For long-running research tasks, increase KERNEL_MAX_TURNS and KERNEL_WALL_CLOCK_MS. For cost-sensitive deployments, reduce them. A task that exceeds any of these limits returns a timeout result. It does not crash the agent process.


Security Checklist

Never bake secrets into Docker images. All credentials must be injected at runtime via environment variables.
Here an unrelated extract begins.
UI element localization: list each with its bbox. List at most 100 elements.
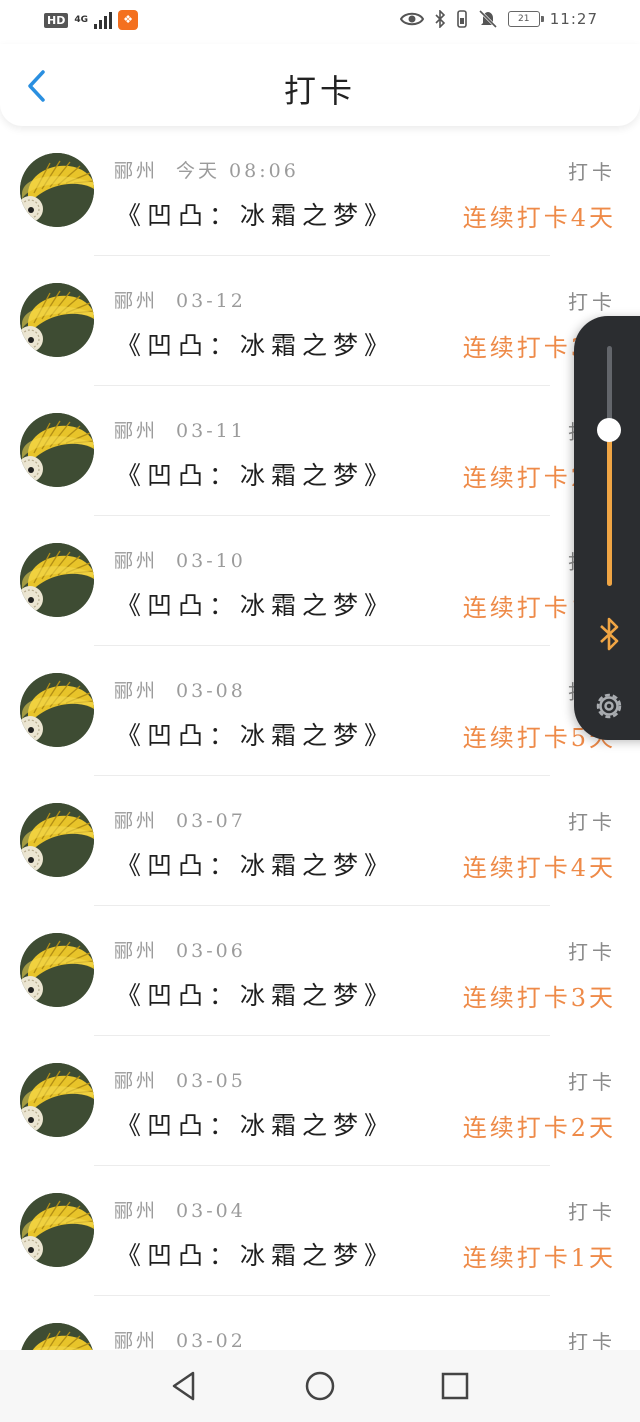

Set NEXUS_SECRET. The machine UUID fallback logs a warning and produces unreliable key derivation in containerised environments.

Use SANDBOX_MODE=remote if agents process untrusted input or if generated code must be isolated from the agent process.

Set LOG_LEVEL=INFO. The DEBUG level includes LLM payloads in logs, which may contain sensitive task context.

Tune EXECUTION_TIMEOUT. The default of 300 seconds is deliberately conservative. Set it to match your expected task durations.

Restrict P2P ports to internal traffic. The SWIM and ZMQ ports must be reachable within the fleet but must not be exposed to the public internet.

Enable HITL_ENABLED=true for high-risk agents. The HITL queue requires explicit human approval before the agent executes flagged actions.